So have you heard about Roxxxy the sex robot? I wish I was kidding you around but sadly I’m not for Roxxxy is a recently invented life-size robotic girlfriend with artificial intelligence and flesh-like synthetic skin. Her creator Douglas Hines said that while she couldn’t vacuum or cook, she could “do almost anything else if you know what I mean” (all he left out there was the ‘nudge, nudge, wink, wink say no more’ bit).
Hines went on to explain that he considered his creation not only a recreational innovation but also an outlet for shy people, or those with sexual dysfunctions.
Well, we all know that sex sells, and so predictably Roxxxy the ‘easy’ robot will garner all kinds of reactions from all kinds of people. You may be reacting to this right now by wondering how a feature that purports to react to serious news can waste your time by including this bizarre and possibly tasteless article?
The thing is, Roxxxy is so symptomatic of everything this is wrong about sex in our modern society. For we live in a world that over-does, over-portrays and over-emphasises sex. This kind of news is actually directly relevant to all Christians because we live in a sex-obsessed (and as a result a deeply hurting) society, and so we find ourselves encountering ‘Roxxxy-like situations’, both personally and publicly, almost every day.
By including this article I am not resorting to cheap attempts to gain a good headline, but rather reacting to something which causes immense hurt and pain to many … an unhealthy and unbalanced understanding of sex. Tiger Woods is yet one more famous person to fall apart in this regard, and really, his story is played out much more privately for all sorts of people every day.
For the problem with our societies endless glorifying of bare flesh and sexual promiscuity is that it totally devalues God’s original intention in creating sex, and therefore also devalues us. It contributes to relational dysfunction, creates intimacy struggles and cheapens our fellow human beings.
It was C.S. Lewis who said that our problem is not that we think too much of sex, but that we think TOO LITTLE of it. What he meant by that is that although we give a lot of airtime to sex, we do it in such a way that cheapens it and the people involved.
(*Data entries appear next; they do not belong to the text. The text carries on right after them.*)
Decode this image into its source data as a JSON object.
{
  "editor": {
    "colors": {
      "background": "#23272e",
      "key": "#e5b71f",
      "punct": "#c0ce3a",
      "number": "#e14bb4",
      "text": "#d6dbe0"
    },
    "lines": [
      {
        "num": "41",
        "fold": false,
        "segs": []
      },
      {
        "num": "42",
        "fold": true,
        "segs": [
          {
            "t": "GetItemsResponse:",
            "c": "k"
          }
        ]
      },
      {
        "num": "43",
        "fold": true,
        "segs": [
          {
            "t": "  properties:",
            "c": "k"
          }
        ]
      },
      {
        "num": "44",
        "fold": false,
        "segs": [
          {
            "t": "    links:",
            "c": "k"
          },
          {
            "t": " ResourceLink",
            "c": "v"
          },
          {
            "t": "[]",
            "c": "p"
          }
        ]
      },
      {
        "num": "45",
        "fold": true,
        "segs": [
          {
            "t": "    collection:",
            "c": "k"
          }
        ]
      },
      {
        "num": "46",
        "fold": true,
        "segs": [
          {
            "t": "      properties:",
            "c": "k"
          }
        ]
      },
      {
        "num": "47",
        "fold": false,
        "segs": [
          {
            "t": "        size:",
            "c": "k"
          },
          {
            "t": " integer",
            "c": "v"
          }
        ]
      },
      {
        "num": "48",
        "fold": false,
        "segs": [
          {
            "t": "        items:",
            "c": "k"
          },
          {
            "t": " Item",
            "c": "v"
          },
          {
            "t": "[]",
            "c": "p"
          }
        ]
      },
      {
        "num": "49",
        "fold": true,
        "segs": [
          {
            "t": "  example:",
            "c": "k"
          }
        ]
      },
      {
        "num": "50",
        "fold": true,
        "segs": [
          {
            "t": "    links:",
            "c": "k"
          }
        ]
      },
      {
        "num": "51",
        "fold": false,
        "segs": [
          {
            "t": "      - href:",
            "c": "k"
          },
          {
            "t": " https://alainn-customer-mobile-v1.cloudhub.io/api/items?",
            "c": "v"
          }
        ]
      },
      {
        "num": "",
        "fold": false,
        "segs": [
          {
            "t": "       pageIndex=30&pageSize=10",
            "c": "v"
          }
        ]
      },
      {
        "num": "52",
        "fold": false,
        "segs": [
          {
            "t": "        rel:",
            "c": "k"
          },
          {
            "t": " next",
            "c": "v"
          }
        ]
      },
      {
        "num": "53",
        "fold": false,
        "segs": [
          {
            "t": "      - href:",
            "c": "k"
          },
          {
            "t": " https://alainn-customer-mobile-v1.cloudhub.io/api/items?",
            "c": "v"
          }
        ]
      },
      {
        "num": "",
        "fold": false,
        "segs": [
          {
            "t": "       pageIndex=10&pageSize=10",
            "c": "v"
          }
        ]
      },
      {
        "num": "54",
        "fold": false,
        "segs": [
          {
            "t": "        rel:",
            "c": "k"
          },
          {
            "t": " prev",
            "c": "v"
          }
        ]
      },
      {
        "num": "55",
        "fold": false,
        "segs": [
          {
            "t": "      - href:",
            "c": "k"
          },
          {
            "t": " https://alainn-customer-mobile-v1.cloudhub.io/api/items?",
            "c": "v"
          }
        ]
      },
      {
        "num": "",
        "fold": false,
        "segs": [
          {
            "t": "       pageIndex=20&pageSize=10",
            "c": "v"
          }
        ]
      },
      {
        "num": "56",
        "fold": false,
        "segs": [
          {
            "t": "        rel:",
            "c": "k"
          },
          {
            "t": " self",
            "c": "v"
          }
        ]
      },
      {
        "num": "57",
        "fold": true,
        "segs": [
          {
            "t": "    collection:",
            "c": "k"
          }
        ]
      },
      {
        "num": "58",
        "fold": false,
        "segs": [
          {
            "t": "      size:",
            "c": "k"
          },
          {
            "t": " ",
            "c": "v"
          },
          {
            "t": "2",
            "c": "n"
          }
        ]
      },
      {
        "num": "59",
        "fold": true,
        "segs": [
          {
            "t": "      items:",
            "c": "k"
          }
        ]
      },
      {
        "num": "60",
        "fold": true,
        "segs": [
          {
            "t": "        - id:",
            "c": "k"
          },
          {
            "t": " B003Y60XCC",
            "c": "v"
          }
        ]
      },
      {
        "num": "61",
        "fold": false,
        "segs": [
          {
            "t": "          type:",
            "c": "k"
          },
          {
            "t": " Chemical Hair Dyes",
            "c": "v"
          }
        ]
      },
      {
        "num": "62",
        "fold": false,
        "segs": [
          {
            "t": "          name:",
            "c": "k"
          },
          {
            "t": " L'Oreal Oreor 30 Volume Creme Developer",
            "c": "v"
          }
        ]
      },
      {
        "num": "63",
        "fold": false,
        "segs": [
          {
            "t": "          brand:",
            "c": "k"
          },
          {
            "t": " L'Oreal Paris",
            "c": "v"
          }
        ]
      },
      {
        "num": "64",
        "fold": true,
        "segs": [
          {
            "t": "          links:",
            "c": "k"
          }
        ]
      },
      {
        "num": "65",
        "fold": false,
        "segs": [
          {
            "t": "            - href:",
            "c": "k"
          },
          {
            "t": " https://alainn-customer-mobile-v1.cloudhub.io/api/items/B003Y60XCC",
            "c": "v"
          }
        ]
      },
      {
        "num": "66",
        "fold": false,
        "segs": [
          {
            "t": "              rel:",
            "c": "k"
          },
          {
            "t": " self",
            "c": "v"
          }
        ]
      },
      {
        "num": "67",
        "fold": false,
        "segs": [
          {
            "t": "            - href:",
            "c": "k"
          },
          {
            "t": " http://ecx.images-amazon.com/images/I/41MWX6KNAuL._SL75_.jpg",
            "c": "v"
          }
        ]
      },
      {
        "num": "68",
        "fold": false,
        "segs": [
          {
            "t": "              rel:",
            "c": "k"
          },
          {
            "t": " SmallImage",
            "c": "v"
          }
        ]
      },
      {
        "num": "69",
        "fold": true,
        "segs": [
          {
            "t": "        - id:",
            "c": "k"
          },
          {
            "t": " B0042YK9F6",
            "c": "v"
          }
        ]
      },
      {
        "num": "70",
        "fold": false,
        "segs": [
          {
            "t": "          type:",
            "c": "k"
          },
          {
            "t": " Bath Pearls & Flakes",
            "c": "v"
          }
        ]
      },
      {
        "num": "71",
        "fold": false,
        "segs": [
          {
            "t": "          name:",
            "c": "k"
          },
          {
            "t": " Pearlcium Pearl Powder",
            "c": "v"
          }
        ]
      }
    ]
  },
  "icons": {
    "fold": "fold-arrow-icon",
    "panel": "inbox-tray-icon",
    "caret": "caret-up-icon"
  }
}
The Gospels tell us stories where we find that Jesus reacted with great compassion and gentleness to sexual misdemeanours, perhaps because he understood that at their core was deep human brokenness and isolation. The irony is that sex is actually intended to counter this isolation, to be a means of building healthy intimacy.
It is vital for Christians to remember, that although the church has often been very disapproving of all things sexual (at one time even teaching that when a husband and wife made love the Holy Spirit left the room!), the overall vision of sex in Scripture is not at all disapproving. In fact, one of the real tragedies in Christian history has been the divorce of sexuality from spirituality. After all, we need to remember that God invented sex! The Bible itself actually has a very high view of sex.
God designed us to be sexual beings and that in the context of a committed and faithful relationship there would be for us a point of deep physical, spiritual and emotional connection. In the right place sex has a profoundly spiritual aspect to it.
Of course Roxxxie as an ‘outlet’ for the shy and sexually dysfunctional is only going to make things worse, and won’t in any way fulfill the deep need we have to be involved in a meaningful and giving relationship with another human being. But perhaps we should not only challenge the wrongness of this situation, but also offer a more attractive alternative.
The story of Roxxxy the sex robot breaks my heart and reminds me that the greatest challenge in situations like this is to use our voices to faithfully and proactively describe Scripture’s vision of the sheer beauty, the deep spirituality, and the profound intimacy of the sexual act as God originally created it to be.